School of Mathematics and Physics


For  Pure Mathematics the School has two prizes that it may award each year:

A.C. Dixon Prize

Awarded each year to the best first class honours student at Stage 4 in Pure Mathematics. It is currently worth £100 in book tokens. Alfred Cardew Dixon was Professor of Mathematics in Queen's from 1901 until his retirement in 1930. He was elected to a Fellowship of the Royal Society in 1904 and was President of the London Mathematical Society between 1931 and 1933. In 1937, shortly after his death the previous year, his niece, Mrs. Mona Woolnough, endowed the prize named after him.

Burgess Prize

Set up, in memory of Derek Burgess who lectured and researched in Topology in this Department from 1957 until 1989, by his friends and colleagues. The prize is awarded for the best marks in papers at Level 4 on Topology and related topics and is currently worth £40 payable by cheque. 


For Applied Mathematics and Theoretical Physics the School awards:

William Blair Morton Prize

Founded in 1945 to commemorate William Blair Morton, Professor of Physics in Queen's from 1897 to 1933. It is awarded to students who have distinguished themselves in the honours course in Applied Mathematics, particularly in their essay work. The annual value of the prize is approximately £300.

Raymond Flannery Prize

awarded annually “to the MSci graduate in the School of Mathematics and Physics with the best overall mark, with the condition that the student must have specialised in Applied Mathematics or Theoretical Physics and have taken a minimum of 3 AMA modules at MSci level”. Professor Flannery was pupil of St Columb's College Derry. In 1961 he graduated from Queen's University Belfast with a First Class Honours BSc degree in Mathematics, and completed his PhD at Queen's University in Theoretical Physics in 1964. At the time of establishment of the prize (2012) Professor Martin Raymond Flannery was Regents' Professor Emeritus at the School of Physics, Georgia Institute of Technology, Atlanta, Georgia. In 2012/2013 the value of the prize was £750.

Bates Prize 

Founded in 1982 by the friends and colleagues of Sir David Bates, Professor of Applied Mathematics and of Theoretical Physics in Queen's from 1951 to 1982. It is normally awarded annually to a student who has performed with distinction in the final honours examination in the Department of Applied Mathematics and Theoretical Physics and who subsequently pursues research in the Department. The value of the Prize is approximately £100 and should be used for the purchase of books on mathematics and theoretical physics.

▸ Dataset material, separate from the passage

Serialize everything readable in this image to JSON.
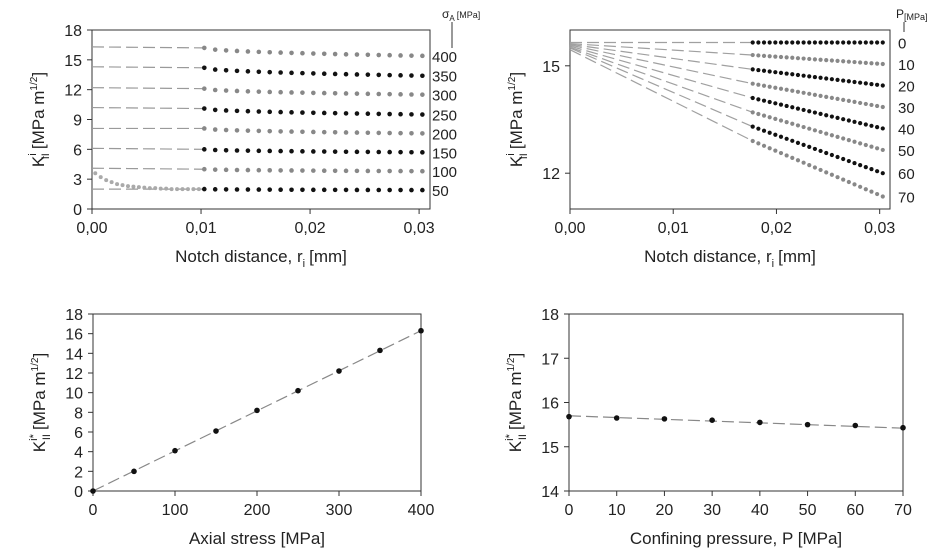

Details of prizes available through the Department of Applied Mathematics and Theoretical Physics that are associated with Statistics and Operational Research modules and pathways may be obtained through the departmental office.

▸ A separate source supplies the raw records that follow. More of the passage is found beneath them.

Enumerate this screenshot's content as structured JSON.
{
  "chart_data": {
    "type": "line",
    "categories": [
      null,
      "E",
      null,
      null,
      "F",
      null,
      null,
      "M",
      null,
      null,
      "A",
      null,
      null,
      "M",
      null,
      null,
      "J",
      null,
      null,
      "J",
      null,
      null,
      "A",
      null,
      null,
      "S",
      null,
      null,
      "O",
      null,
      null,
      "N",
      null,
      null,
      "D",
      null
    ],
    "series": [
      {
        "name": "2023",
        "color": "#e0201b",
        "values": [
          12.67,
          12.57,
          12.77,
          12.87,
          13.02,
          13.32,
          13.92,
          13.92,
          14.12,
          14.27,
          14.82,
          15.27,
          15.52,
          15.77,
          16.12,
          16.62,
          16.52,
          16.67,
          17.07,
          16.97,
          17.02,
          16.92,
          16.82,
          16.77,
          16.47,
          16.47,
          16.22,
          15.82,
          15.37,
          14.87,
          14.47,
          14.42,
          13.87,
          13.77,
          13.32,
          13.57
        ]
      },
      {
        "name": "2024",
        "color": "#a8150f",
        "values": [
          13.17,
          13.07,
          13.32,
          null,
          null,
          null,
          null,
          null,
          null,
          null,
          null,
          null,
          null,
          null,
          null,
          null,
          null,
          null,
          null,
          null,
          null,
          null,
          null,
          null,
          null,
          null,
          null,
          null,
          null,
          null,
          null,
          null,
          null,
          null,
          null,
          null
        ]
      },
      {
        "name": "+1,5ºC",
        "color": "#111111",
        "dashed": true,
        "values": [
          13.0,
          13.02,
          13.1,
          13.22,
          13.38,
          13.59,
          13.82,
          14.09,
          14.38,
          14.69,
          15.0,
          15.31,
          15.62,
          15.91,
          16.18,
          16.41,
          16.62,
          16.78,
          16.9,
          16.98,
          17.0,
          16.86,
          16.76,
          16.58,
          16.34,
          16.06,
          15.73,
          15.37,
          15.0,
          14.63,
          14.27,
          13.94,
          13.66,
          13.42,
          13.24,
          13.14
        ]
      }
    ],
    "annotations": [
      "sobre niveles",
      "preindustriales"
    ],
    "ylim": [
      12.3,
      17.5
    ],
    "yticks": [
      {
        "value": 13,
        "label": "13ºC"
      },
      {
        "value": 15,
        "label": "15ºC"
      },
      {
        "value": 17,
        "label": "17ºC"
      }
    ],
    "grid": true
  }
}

Physics and Astronomy awards:

Raymond Greer Prize

Raymond Greer (1938-2002) was a member of staff from 1966; devoted to supporting students, he was Head of Teaching in the Physics Department from 1995 to 2001.  A prize, donated by his family and consisting of a cheque and a certificate, is awarded annually for the best graduate at MSci. 

John Geddes Physics Prize

John Geddes (1939-1998) was a brilliant local scholar who became Professor of Physics and Head of the Atomic and Molecular Research Division before his untimely death in 1998.  He was particularly innovative in helping students develop research and communication skills.  The Geddes Physics Prize donated by his family, comprising a bronze medallion and a cheque, is awarded annually to the student achieving the best result in the final year MSci Physics project. 

KG Emeleus Physics Prize

KG Emeleus (1901-1989) was Professor and Head of the Physics Department from 1933 to 1966.  He is remembered especially for the compelling clarity of his lectures and for the quiet civility with which he encouraged students to learn.  The Emeleus Physics Prize, comprising a silver medallion and a cheque, is awarded annually for distinction to the most worthy Physics graduate at BSc.

Class of 59 Prize

Following a visit to the Department in 2002, the Class of 59 presented a donation to provide a prize, consisting of a cheque and certificate, for the best BSc Physics project. 

Level 3 Poster Prize

A prize is awarded in each semester for the best project poster presentation.  A small panel of teaching staff does the judging.

The Unilever-Earnshaw Physics Prize

John Earnshaw was Professor of Physics and Head of the Plasma and Laser Interaction Physics Division between 1990-99.  In recognition of many productive research collaborations with Professor Earnshaw, Unilever have donated funds for the Unilever-Earnshaw Prize.  It comprises a cheque and certificate and is awarded annually to the physics student with the best performance at Level 2.